New garden in Big Pine brings Paiute Tribe back to its roots

Members of the Big Pine Paiute Tribe of the Owens Valley are reseeding tradition thanks to a $37,500 grant from the First Nations Development Institute of Longmont, Colo. for the creation of a Sustainable Food System Development Project.
The funding, made available to the Tribe in April, will help the Big Pine Paiute Tribe sew a permaculture demonstration garden, which includes perennial fruit trees and berries, as well as traditional crops of tomatoes, squash, and more, and will also help generate an organic seed bank for the Tribe. “Our hope is that it brings healthy overall lifestyle choices to the Tribe,” said Big Pine Paiute Tribe Water Program Coordinator Alan Bacock. The new demonstration garden, located on the site of the community garden just off U.S. 395, will provide Paiute Tribe members with an opportunity “to be out working the garden like our ancestors did,” Bacock said.

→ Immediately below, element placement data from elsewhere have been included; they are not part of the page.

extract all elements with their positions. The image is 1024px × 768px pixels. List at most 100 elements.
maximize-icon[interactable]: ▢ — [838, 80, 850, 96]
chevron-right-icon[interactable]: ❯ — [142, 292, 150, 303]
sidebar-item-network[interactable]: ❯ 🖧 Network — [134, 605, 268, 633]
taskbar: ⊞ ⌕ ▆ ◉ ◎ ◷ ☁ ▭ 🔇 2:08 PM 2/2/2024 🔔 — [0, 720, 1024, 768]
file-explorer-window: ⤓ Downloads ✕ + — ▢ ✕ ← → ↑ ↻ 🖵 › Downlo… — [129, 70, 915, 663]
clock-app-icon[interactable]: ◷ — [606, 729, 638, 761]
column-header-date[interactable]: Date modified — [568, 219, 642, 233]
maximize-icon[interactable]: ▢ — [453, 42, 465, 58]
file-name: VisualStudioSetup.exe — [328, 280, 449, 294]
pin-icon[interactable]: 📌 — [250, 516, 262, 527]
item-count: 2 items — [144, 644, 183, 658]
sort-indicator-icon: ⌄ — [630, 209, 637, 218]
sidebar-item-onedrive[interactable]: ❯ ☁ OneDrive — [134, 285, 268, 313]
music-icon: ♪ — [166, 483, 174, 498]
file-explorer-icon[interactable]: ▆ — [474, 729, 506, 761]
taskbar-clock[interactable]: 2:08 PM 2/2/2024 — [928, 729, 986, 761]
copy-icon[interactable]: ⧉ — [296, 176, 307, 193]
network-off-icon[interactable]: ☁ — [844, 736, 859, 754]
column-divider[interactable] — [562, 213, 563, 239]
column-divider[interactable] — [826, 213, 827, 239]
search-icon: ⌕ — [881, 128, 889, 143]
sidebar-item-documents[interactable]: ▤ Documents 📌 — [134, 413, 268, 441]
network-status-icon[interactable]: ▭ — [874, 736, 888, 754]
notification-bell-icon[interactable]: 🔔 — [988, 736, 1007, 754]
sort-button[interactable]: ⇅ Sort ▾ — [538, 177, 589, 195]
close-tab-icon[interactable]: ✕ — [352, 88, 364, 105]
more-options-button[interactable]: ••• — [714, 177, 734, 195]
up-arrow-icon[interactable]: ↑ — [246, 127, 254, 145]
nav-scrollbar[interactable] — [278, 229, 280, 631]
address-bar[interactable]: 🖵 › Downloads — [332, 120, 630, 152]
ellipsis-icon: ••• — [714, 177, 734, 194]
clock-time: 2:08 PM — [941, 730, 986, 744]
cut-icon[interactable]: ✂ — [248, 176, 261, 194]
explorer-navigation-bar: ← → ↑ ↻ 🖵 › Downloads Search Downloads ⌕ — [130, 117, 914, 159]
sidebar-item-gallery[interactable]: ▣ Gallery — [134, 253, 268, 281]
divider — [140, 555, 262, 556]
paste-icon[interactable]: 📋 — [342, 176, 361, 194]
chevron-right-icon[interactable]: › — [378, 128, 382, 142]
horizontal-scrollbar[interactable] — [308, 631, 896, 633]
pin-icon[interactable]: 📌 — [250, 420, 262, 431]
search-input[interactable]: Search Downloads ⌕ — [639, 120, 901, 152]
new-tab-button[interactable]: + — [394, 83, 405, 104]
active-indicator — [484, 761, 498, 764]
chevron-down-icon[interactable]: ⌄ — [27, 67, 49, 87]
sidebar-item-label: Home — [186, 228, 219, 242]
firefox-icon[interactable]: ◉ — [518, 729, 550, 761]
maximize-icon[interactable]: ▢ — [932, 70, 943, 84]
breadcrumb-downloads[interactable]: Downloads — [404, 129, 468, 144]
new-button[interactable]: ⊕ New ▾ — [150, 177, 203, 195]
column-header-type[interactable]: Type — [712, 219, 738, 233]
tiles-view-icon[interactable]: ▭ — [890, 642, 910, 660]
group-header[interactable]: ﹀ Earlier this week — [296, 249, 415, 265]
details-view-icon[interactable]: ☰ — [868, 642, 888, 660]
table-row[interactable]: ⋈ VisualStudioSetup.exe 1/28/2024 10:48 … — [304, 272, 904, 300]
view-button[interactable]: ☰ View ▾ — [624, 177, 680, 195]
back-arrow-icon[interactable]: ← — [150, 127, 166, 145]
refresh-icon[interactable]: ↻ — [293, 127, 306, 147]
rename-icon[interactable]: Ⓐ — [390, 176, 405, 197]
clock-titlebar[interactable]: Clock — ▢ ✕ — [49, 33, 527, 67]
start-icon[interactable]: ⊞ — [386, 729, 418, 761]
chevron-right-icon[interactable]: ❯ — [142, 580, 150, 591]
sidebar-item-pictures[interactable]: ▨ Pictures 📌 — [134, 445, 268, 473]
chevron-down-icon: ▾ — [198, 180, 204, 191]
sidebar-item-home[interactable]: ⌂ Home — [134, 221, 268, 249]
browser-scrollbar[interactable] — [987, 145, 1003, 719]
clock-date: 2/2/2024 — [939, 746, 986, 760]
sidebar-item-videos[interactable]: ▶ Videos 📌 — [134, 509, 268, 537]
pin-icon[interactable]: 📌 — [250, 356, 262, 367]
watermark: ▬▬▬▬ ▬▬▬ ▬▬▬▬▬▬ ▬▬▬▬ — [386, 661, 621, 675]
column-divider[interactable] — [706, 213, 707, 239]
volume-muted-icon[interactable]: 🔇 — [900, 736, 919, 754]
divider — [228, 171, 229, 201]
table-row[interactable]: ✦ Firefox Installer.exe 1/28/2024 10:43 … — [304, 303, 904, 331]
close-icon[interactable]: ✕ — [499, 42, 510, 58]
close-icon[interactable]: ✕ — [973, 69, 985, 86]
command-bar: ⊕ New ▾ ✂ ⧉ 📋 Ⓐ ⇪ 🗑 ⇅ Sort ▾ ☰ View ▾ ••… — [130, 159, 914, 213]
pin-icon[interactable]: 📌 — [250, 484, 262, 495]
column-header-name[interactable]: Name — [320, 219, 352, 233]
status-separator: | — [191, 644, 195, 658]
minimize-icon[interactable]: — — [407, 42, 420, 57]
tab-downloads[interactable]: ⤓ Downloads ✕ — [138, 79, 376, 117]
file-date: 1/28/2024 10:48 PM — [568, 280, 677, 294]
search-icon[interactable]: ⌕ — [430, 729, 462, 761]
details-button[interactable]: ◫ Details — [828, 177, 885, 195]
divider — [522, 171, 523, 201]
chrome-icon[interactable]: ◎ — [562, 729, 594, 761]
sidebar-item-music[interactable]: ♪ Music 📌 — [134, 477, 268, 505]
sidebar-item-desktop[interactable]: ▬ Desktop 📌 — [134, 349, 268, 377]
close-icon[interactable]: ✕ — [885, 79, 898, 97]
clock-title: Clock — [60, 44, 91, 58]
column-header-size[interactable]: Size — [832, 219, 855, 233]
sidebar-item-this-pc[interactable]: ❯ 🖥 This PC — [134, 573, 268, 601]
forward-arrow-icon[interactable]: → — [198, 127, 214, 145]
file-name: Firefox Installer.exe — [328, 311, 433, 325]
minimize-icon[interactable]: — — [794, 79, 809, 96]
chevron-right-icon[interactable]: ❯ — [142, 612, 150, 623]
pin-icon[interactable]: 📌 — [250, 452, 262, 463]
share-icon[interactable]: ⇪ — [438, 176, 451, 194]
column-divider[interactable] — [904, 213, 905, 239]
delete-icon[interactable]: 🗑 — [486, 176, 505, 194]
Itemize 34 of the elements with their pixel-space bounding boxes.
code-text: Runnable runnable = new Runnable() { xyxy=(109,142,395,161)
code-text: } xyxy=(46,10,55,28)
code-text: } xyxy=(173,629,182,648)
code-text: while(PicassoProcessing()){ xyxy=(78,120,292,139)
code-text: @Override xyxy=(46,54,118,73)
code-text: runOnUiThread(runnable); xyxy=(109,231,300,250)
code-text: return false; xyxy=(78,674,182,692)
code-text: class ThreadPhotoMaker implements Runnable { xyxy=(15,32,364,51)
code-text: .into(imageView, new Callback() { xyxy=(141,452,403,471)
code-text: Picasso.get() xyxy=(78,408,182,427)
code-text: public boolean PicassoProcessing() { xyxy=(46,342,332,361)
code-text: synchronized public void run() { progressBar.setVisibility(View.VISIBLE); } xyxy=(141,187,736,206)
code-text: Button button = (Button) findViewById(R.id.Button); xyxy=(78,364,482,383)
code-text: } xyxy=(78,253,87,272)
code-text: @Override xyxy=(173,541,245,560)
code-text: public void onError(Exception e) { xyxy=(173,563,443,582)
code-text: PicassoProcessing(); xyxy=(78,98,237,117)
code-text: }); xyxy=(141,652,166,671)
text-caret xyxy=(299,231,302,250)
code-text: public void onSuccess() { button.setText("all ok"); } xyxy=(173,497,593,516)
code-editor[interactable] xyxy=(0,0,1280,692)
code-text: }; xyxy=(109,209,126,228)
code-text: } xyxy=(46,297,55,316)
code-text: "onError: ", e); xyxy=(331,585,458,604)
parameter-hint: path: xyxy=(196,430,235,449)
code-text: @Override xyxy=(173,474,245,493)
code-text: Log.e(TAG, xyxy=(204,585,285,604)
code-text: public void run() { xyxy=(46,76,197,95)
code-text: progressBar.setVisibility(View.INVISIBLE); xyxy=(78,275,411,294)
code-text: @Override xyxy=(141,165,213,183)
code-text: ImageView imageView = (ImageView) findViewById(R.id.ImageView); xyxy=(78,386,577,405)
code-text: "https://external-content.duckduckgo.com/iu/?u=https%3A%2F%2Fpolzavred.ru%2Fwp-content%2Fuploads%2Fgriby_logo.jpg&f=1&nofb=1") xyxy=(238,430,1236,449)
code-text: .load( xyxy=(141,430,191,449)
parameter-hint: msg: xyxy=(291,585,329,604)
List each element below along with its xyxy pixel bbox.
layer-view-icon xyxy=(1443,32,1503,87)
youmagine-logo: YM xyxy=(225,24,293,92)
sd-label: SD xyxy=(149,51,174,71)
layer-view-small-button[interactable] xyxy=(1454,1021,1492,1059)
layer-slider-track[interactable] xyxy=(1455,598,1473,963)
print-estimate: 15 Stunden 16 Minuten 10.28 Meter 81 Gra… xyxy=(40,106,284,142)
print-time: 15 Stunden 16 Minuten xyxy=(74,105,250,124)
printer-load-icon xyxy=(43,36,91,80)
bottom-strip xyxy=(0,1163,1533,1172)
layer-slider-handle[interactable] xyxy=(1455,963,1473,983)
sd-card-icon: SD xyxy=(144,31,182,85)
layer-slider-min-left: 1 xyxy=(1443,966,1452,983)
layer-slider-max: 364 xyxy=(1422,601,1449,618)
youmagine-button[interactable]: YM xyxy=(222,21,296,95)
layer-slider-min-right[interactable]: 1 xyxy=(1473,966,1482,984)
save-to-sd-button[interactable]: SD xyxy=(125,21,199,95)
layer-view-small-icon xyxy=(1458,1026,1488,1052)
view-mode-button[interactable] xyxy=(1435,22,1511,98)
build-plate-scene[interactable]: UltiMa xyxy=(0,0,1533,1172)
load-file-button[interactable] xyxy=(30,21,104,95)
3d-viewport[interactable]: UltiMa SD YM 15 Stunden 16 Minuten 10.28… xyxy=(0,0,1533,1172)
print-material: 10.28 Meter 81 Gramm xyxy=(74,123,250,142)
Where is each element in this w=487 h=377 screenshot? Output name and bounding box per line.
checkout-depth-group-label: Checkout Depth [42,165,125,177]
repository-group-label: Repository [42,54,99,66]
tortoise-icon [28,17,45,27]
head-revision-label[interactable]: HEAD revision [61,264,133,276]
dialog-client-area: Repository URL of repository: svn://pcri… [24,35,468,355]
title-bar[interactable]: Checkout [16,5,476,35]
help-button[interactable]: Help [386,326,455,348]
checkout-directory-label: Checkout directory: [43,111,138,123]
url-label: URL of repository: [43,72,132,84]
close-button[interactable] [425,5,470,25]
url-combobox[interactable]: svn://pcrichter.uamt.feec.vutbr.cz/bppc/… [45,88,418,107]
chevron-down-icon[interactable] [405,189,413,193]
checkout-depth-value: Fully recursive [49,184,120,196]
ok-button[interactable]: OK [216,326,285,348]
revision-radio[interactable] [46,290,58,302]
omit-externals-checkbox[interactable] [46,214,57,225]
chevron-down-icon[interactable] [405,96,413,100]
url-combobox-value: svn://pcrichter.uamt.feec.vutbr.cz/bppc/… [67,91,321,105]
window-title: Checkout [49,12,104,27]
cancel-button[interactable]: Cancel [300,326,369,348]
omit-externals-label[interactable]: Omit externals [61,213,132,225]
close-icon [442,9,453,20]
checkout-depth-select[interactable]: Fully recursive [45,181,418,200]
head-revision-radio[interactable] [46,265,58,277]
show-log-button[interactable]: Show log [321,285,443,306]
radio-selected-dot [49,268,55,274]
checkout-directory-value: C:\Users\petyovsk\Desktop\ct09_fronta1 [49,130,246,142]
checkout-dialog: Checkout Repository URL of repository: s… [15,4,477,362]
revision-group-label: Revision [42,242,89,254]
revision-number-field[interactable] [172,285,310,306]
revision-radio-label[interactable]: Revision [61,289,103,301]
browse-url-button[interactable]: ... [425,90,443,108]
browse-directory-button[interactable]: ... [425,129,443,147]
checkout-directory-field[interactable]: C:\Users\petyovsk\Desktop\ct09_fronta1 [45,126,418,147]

In fact, he noted, the new garden project at the community garden rests on the site of an ancient Paiute irrigation ditch network that once spread throughout the Owens Valley. The ditch irrigation system was “pretty unique,” said Bacock, “in that Southern and Northern Paiutes didn’t have the same type of activity going on. There was a small, unique knowledge base that rested here.”
According to UC Berkeley Visiting Scholar Jenna Cavelle, that knowledge base stretches back hundreds, if not thousands of years. Cavelle, who is currently working on a documentary film about the ancient Paiute irrigation system in the Owens Valley, explained that a white surveyor named A.W. Von Schmidt created the first documented evidence of the irrigation network in 1856 when he was hired by the Department of the Interior to create townships and section lines in order to establish the Owens Valley as a place for settlement. Von Schmidt noted each irrigation ditch he happened upon as part of his extensive mapping effort, describing a “very sophisticated irrigation systems” on “a mass scale.”
Recently, Cavelle undertook the project of remapping the remains of the irrigation network, working to uncover the long-buried story of ancient water practices in the Valley. Together with Paiute elder Harry Williams, who knew the irrigation intimately from boyhood walks along irrigation ditches, Cavelle discovered “that the irrigation systems that were concentrated in Big Pine were some of the most extensive in the Owens Valley,” she said.
However, she added, “Over time, development had wiped out much of that ancient irrigation system.” White settlement, which began in the 1860s, gradually appropriated and covered over much of the vast network of irrigation ditches. This makes the Sustainable Food System Development Project that much more significant, Cavelle said. “There is a deep, deep indigenous water story that’s embedded in this place,” she said. To see the rebirth of irrigation at the Big Pine community garden “is incredibly remarkable. The members of the Tribe today are creating a whole new water story that’s dynamic and changing.”
Bacock agreed. “There’s what I called a forced amnesia that happened to our people as a result of settlement,” he said. “All of a sudden, water had ownership; land had ownership. That really changed things for us as folks came up into the Valley.”
The new permaculture garden and organic seed bank will allow the Big Pine Paiute Tribe “to look at how we can best use water and land in light of the current-day issues that surround us,” he said. In addition, the Tribe will provide opportunities for entrepreneurship through a new farmers market on Friday evenings along 395 near the tribal offices. The first market will be held on July 12 from 5-8 p.m. According to the Tribe press release, the farmers market will offer not only fresh produce, but also prepared foods such as Indian tacos, as well as arts and crafts. “Really this is a demonstration to see what our people can do on their own,” Bacock said.